UNICEF Executive Director Henrietta Fore's remarks at the launch of Nutrition Reports
As prepared for delivery
NEW YORK, 23 November 2020 – "Good morning — or good evening — everyone. On behalf of UNICEF, it’s a pleasure to join you all for this important event.
"Nutrition has long been at the core of UNICEF’s work. That’s because nutrition is at the core of every child’s health and wellbeing.
"Last year, our flagship publication — our State of the World’s Children report — cast a spotlight on children, food and nutrition.
"The report highlighted that at least 1 in 3 children under 5 are undernourished or overweight. And that 2 in 3 children are not fed the minimum diet they need to grow, develop and learn to their full potential.

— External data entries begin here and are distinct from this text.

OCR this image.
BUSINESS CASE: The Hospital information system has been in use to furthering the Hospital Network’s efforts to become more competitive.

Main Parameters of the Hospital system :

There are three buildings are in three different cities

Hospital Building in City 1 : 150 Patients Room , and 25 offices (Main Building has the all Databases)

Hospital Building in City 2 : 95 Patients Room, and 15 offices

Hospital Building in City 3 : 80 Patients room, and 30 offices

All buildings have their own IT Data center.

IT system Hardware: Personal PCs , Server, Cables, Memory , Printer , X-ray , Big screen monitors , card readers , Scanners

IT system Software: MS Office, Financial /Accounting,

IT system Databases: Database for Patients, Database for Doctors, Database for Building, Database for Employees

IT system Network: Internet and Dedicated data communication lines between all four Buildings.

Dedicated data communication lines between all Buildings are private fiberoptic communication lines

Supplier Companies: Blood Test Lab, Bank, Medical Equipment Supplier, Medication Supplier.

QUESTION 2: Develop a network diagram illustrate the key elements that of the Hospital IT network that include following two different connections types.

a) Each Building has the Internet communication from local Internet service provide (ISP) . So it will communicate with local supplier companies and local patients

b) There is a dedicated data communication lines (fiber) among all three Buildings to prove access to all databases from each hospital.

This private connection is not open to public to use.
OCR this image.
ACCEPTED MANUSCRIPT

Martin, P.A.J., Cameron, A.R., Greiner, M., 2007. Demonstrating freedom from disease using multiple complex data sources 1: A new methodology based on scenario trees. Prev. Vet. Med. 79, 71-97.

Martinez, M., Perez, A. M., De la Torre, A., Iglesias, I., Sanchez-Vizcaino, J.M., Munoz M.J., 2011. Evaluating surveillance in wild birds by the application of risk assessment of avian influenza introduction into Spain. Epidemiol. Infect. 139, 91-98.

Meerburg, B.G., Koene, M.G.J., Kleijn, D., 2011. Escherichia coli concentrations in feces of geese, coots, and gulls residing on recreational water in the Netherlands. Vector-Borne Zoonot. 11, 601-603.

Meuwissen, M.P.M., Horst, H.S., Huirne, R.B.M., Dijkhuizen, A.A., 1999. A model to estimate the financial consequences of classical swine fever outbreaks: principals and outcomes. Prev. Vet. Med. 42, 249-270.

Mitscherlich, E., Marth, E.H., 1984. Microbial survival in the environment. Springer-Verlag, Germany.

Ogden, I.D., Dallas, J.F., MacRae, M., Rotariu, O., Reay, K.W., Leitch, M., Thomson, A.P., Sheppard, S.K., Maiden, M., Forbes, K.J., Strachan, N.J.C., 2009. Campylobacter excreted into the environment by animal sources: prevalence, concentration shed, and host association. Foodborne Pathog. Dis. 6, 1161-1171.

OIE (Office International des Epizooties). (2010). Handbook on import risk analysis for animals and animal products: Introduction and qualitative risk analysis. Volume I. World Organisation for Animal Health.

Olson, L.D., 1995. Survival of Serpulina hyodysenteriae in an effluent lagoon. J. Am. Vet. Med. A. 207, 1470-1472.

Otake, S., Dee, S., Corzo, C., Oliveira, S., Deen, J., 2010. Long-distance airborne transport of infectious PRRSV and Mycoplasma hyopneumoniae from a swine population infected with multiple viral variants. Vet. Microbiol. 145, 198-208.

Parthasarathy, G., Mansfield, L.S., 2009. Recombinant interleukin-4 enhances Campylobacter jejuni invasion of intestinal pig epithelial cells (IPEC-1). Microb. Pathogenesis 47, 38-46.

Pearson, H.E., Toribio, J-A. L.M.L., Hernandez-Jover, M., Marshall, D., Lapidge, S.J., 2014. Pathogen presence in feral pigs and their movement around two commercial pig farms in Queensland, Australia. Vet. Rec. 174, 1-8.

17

"We are concerned that the COVID-19 pandemic may have exacerbated the situation.
"Around the world, tens of millions of families are being hit by the economic fallout.
"We estimate that an additional 140 million children will fall into poverty — further threatening their access to nutritious and safe diets, and disrupting essential nutrition services.
"Today, I’d like to emphasize the experience of young mothers and young people as they interact with the food system.
"What choices do they have? What choices do they make – and if the availability of healthy foods is limited – what choices can they make?
"What are the time and money pressures they face in feeding children well? And how do they respond to the relentless pressure of the marketing of unhealthy foods?
"To help families feed children better, and to help young people make better food choices, we need to better understand how they perceive and respond to these questions.
"And today, the launch of these two follow-up reports to State of World’s Children report represents an important milestone.
"These reports help us to identify and “unpack” the perceptions of young mothers and young people on a number of key issues: food and nutrition, barriers to healthy eating, probable solutions for a responsive food system, and much more.
"These two reports also reveal the findings from workshops in 18 different countries — from Australia to Zimbabwe –— where more than 1,200 young mothers and young people sat down to discuss the real day-to-day challenges they face in feeding their children and in eating well.
"As Vice-Chancellor Glover and I note in our forewords, mothers told us in their own words about everything from the challenge of eating well during pregnancy, to the bond developed with a baby during breastfeeding, and the anxiety of coping with “fussy” eaters.
"Young people told us about wanting to eat healthy but not being able to do so — because they lacked time or money to do so. Or, in far too many cases, healthy food just wasn’t being sold in their schools or in local shops and markets.
"And, as we learned, for some the challenge was eating at all. As one workshop facilitator noted of young people participating in her event, “Some did not eat dinner last night or just drank milk.”
"That quote should make us all stop and think.
"Throughout my time as Executive Director, I have sought also to make UNICEF a leader in providing young people with a place to make their voices heard and to play a real role in bringing about change in their communities and societies.
"These workshops provide a vital first step in making that happen.
"Young people showed us they want to eat healthy. They also showed us that they believe change is possible. And they have plenty of ideas on how to bring about that change.
"So, my question to all of you is, how do we make that happen collectively? How can we support young people and families to be agents of change in ensuring that every child, and every young person, has access to nutritious, safe, affordable and sustainable diets?
"Since the reports provide community’s perspectives, I hope they will be a useful tool for practitioners and policy makers in developing policies and programmes.
"We urge governments and partners alike to ensure that every child, young person, and women has the nutritious, safe, affordable and sustainable diets they need at every moment of life to meet their full potential.
"On a final note, I want to congratulate my colleagues in UNICEF Headquarters, Country Offices, and National Committees in 18 countries all over the world for making this project happen.
"I want to applaud the wonderful work of Amanda’s team at Western Sydney University, which led the design and analysis of the focus groups.
"I want to thank Peggy and Rafael for their invaluable wisdom and advice throughout this project.
"And I want to acknowledge the support of the governments of the Netherlands and Norway for partnering with us.
"Most importantly, I would like to express my gratitude towards the young mothers’ and young people who agreed to talk to us and sharing their candid insights and suggestions. Without all of you, this endeavor would not have been possible.
"On behalf of everyone at UNICEF, thank you all."